Expect the trend to continue: McClatchy (s MNI), publisher of 30 newspapers including the Kansas City Star and Miami Herald, announced during its second-quarter earnings report last week that it will roll out metered paywalls on all of its papers’ websites by the end of this year.

4 Responses to “Newspaper Association of America shows new trends in paywalls”

  1. We are skeptical of publisher reports of paywall success.

    There are many ways to circumvent pay-to-read programs and publishers are loathe to admit when the schemes don’t yield a crowd of enthusiastic buyers.

    Why would a savvy reader pay for digital access, when every major story is available from many free sources? Cable and broadcast deliver the same stuff — quicker, free and with sound and motion.

    My guess is that newspapers report every hit on their websites, but ignore readers’ quick exit when the paywall appears.

    Auditing is suspect and the lamentable fact is most small/medium newspaper content is not worth the extra cost of digital access.

    But why not try it?

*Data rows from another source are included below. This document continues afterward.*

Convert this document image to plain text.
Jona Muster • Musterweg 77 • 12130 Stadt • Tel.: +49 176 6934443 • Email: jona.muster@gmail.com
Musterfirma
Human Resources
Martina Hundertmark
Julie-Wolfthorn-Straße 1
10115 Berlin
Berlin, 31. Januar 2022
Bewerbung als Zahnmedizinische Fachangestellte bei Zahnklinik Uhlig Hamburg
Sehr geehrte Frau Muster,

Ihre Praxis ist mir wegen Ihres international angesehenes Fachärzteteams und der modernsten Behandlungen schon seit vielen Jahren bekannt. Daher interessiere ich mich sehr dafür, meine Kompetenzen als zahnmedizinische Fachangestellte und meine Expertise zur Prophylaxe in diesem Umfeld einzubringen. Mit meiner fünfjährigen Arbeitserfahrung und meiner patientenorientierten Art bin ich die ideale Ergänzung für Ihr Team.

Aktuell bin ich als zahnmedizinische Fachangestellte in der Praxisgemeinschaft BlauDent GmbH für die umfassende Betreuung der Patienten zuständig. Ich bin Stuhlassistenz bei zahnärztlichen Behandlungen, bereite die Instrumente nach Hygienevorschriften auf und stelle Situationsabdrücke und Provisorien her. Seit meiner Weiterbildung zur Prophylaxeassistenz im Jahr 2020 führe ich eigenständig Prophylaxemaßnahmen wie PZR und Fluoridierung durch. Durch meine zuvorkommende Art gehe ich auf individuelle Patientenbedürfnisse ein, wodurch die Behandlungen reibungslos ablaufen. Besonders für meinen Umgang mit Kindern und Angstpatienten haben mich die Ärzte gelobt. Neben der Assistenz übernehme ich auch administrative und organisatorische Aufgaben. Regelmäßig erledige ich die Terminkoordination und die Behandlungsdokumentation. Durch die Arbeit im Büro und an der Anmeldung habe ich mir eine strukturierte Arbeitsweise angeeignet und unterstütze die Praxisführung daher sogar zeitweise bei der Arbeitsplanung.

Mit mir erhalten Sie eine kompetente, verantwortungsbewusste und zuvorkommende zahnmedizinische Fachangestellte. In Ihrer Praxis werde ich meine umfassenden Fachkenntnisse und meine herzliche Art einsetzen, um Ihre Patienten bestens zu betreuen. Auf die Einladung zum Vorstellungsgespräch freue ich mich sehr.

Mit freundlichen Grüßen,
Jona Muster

Paywalls may produce extra revenue and they cost very little to administer.

    There are simply too many news sources for paywalls to work, honestly and over time. It is difficult to promote the system and advertisers should be suspicious about the numbers and value on on-line pay-to-read subscribers.

    Newspapers’ circulation claims are already suspect. Unverified paywall numbers add to the fog of phony audience claims.

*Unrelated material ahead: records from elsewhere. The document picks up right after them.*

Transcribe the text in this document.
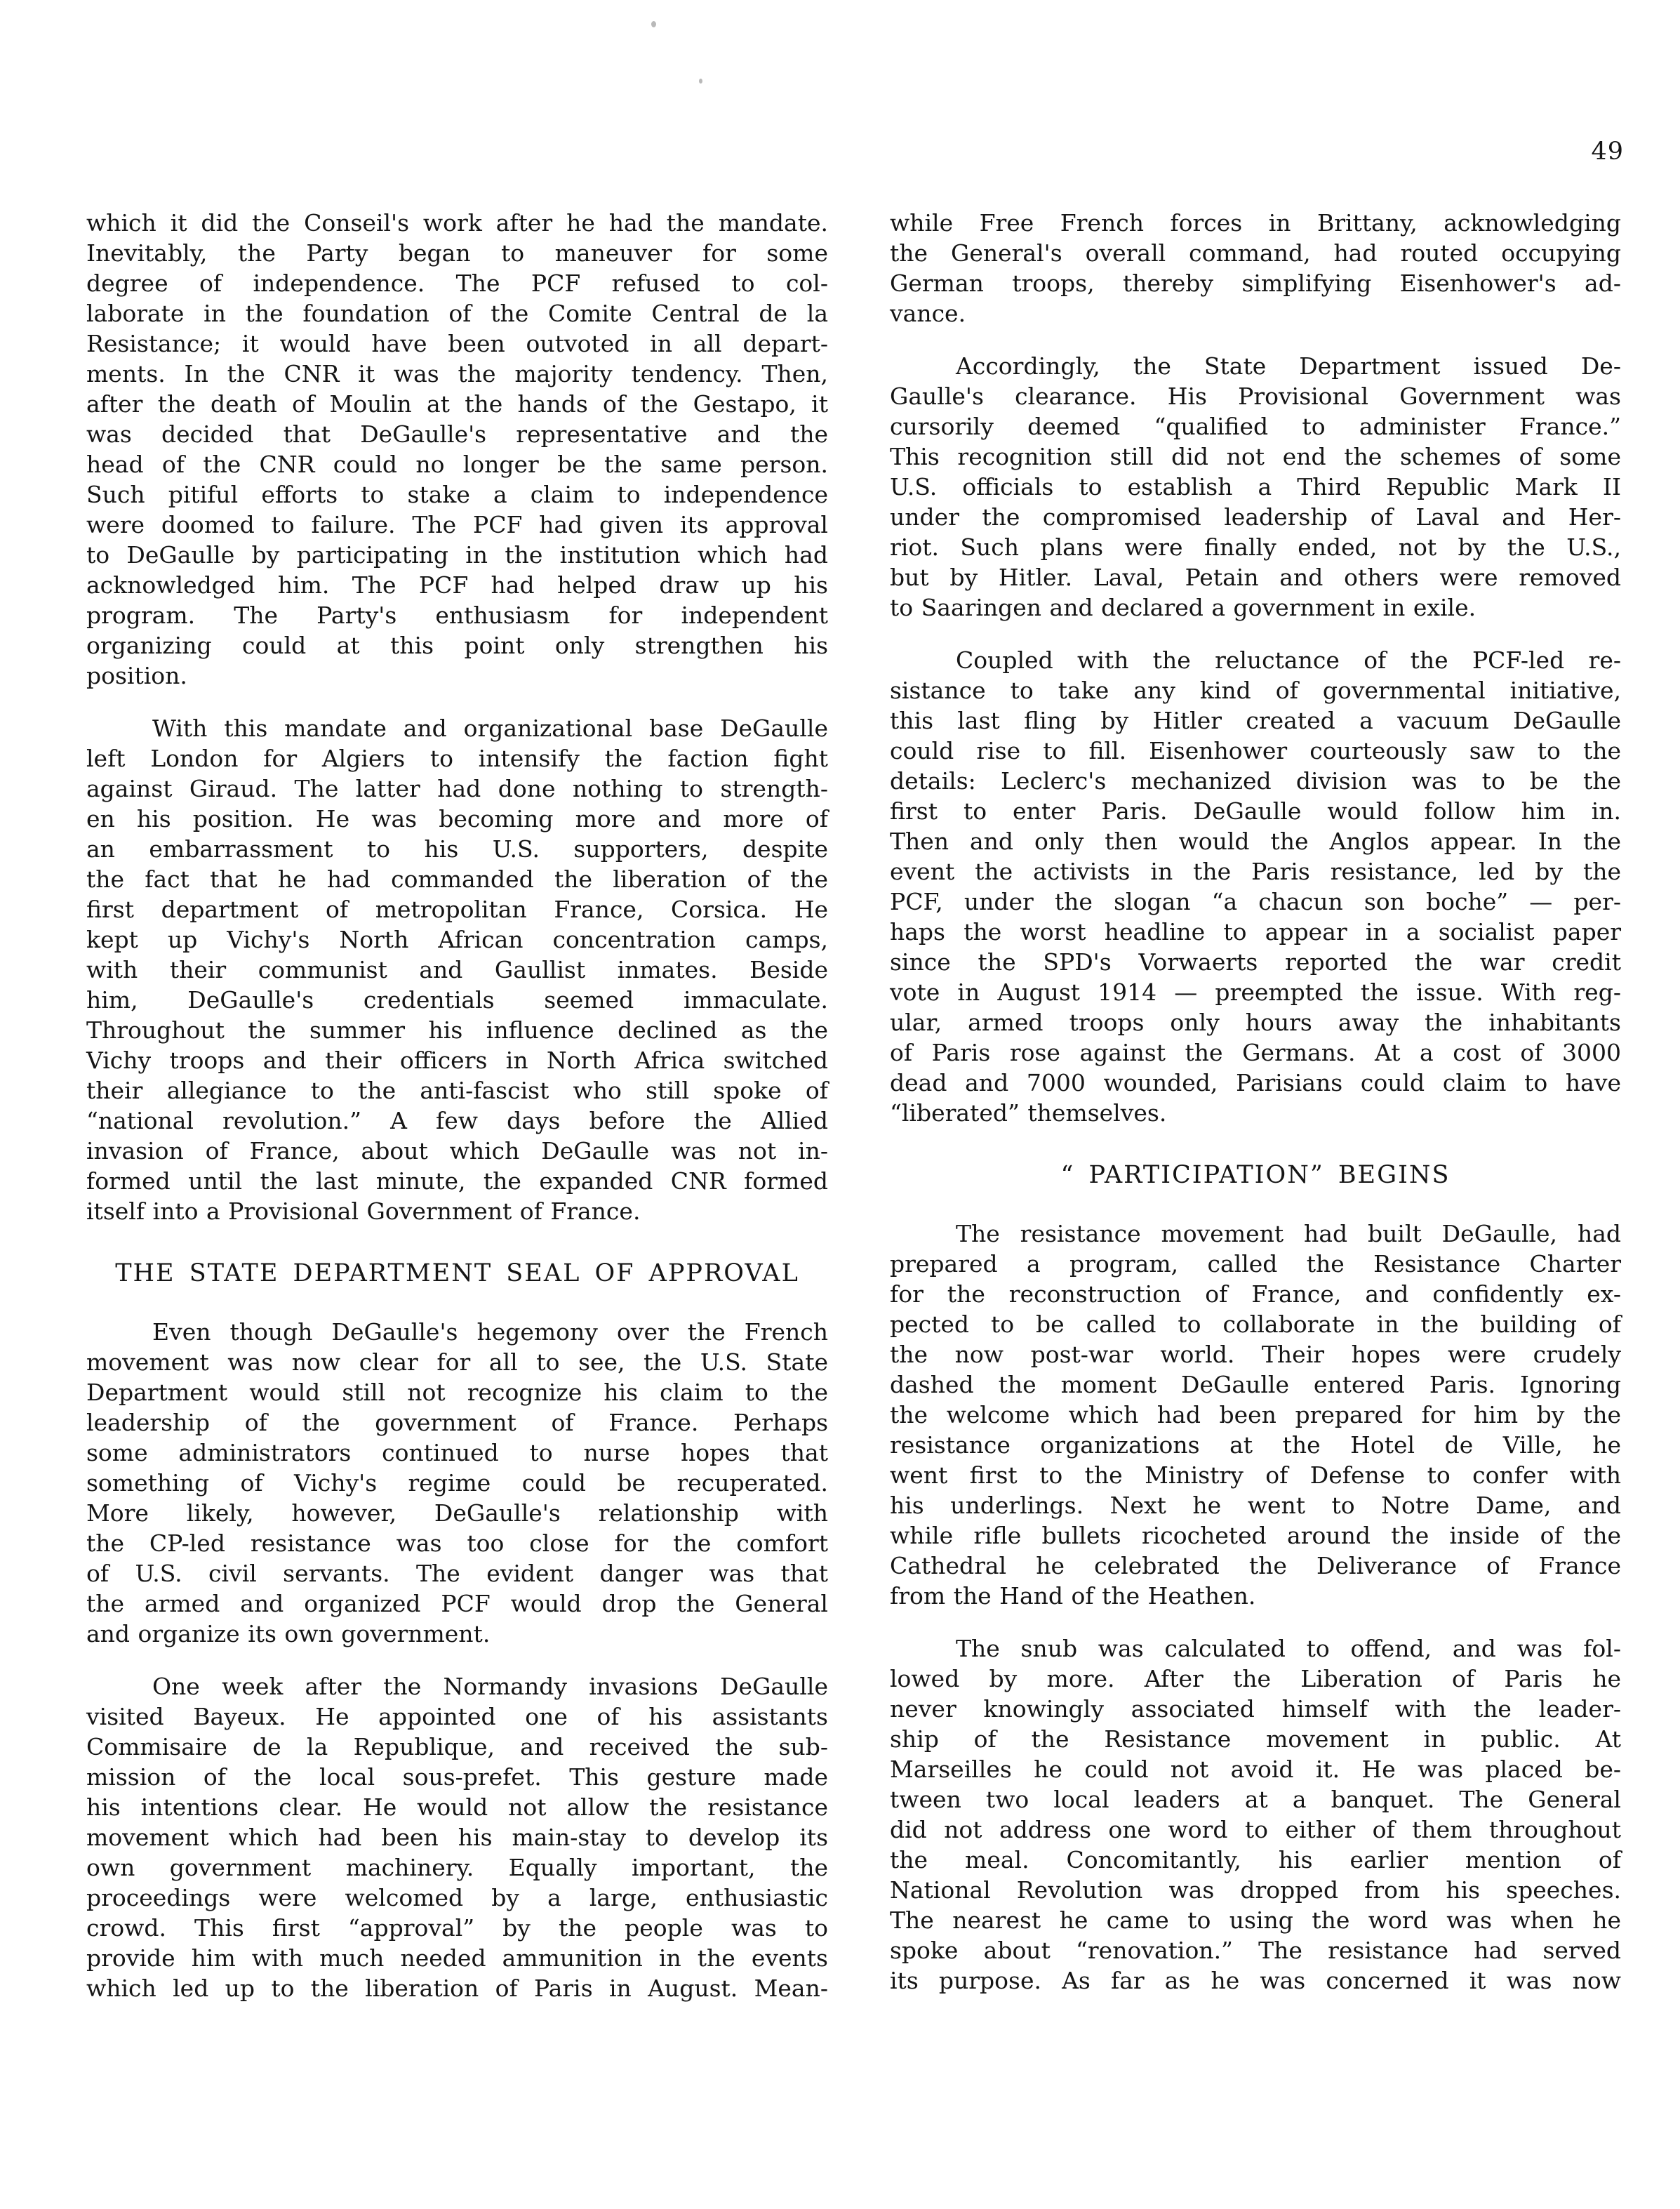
49
which it did the Conseil's work after he had the mandate.
Inevitably, the Party began to maneuver for some
degree of independence. The PCF refused to col-
laborate in the foundation of the Comite Central de la
Resistance; it would have been outvoted in all depart-
ments. In the CNR it was the majority tendency. Then,
after the death of Moulin at the hands of the Gestapo, it
was decided that DeGaulle's representative and the
head of the CNR could no longer be the same person.
Such pitiful efforts to stake a claim to independence
were doomed to failure. The PCF had given its approval
to DeGaulle by participating in the institution which had
acknowledged him. The PCF had helped draw up his
program. The Party's enthusiasm for independent
organizing could at this point only strengthen his
position.
With this mandate and organizational base DeGaulle
left London for Algiers to intensify the faction fight
against Giraud. The latter had done nothing to strength-
en his position. He was becoming more and more of
an embarrassment to his U.S. supporters, despite
the fact that he had commanded the liberation of the
first department of metropolitan France, Corsica. He
kept up Vichy's North African concentration camps,
with their communist and Gaullist inmates. Beside
him, DeGaulle's credentials seemed immaculate.
Throughout the summer his influence declined as the
Vichy troops and their officers in North Africa switched
their allegiance to the anti-fascist who still spoke of
“national revolution.” A few days before the Allied
invasion of France, about which DeGaulle was not in-
formed until the last minute, the expanded CNR formed
itself into a Provisional Government of France.
THE STATE DEPARTMENT SEAL OF APPROVAL
Even though DeGaulle's hegemony over the French
movement was now clear for all to see, the U.S. State
Department would still not recognize his claim to the
leadership of the government of France. Perhaps
some administrators continued to nurse hopes that
something of Vichy's regime could be recuperated.
More likely, however, DeGaulle's relationship with
the CP-led resistance was too close for the comfort
of U.S. civil servants. The evident danger was that
the armed and organized PCF would drop the General
and organize its own government.
One week after the Normandy invasions DeGaulle
visited Bayeux. He appointed one of his assistants
Commisaire de la Republique, and received the sub-
mission of the local sous-prefet. This gesture made
his intentions clear. He would not allow the resistance
movement which had been his main-stay to develop its
own government machinery. Equally important, the
proceedings were welcomed by a large, enthusiastic
crowd. This first “approval” by the people was to
provide him with much needed ammunition in the events
which led up to the liberation of Paris in August. Mean-
while Free French forces in Brittany, acknowledging
the General's overall command, had routed occupying
German troops, thereby simplifying Eisenhower's ad-
vance.
Accordingly, the State Department issued De-
Gaulle's clearance. His Provisional Government was
cursorily deemed “qualified to administer France.”
This recognition still did not end the schemes of some
U.S. officials to establish a Third Republic Mark II
under the compromised leadership of Laval and Her-
riot. Such plans were finally ended, not by the U.S.,
but by Hitler. Laval, Petain and others were removed
to Saaringen and declared a government in exile.
Coupled with the reluctance of the PCF-led re-
sistance to take any kind of governmental initiative,
this last fling by Hitler created a vacuum DeGaulle
could rise to fill. Eisenhower courteously saw to the
details: Leclerc's mechanized division was to be the
first to enter Paris. DeGaulle would follow him in.
Then and only then would the Anglos appear. In the
event the activists in the Paris resistance, led by the
PCF, under the slogan “a chacun son boche” — per-
haps the worst headline to appear in a socialist paper
since the SPD's Vorwaerts reported the war credit
vote in August 1914 — preempted the issue. With reg-
ular, armed troops only hours away the inhabitants
of Paris rose against the Germans. At a cost of 3000
dead and 7000 wounded, Parisians could claim to have
“liberated” themselves.
“ PARTICIPATION” BEGINS
The resistance movement had built DeGaulle, had
prepared a program, called the Resistance Charter
for the reconstruction of France, and confidently ex-
pected to be called to collaborate in the building of
the now post-war world. Their hopes were crudely
dashed the moment DeGaulle entered Paris. Ignoring
the welcome which had been prepared for him by the
resistance organizations at the Hotel de Ville, he
went first to the Ministry of Defense to confer with
his underlings. Next he went to Notre Dame, and
while rifle bullets ricocheted around the inside of the
Cathedral he celebrated the Deliverance of France
from the Hand of the Heathen.
The snub was calculated to offend, and was fol-
lowed by more. After the Liberation of Paris he
never knowingly associated himself with the leader-
ship of the Resistance movement in public. At
Marseilles he could not avoid it. He was placed be-
tween two local leaders at a banquet. The General
did not address one word to either of them throughout
the meal. Concomitantly, his earlier mention of
National Revolution was dropped from his speeches.
The nearest he came to using the word was when he
spoke about “renovation.” The resistance had served
its purpose. As far as he was concerned it was now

    If a reader buys a digital subscription, what does he stop buying? Readers do not have media budgets that are infinitely expandable.

  2. Thanks for the interesting article.

    BTW: just tried sharing on Google + (this article and one other on the site)…is your share functionality broken? I ended up having to manually share b/c the G+ box disappears too quickly.

  3. Ms. Owen,
    The means to override paywalls are simple.
    David Wier lays it out very well here: http://www.7×
    That this isn’t currently well known by the public only — in my opinion — supports the argument that readership is declining in both print and online.
    In “Internet & American Life Project and Project for Excellence in Journalism” from Pew in January 2012 found that ” … 23% of survey respondents say they would pay $5 a month to get full access to local newspaper content online. When asked if they would pay $10 per month,18% of adults say yes.”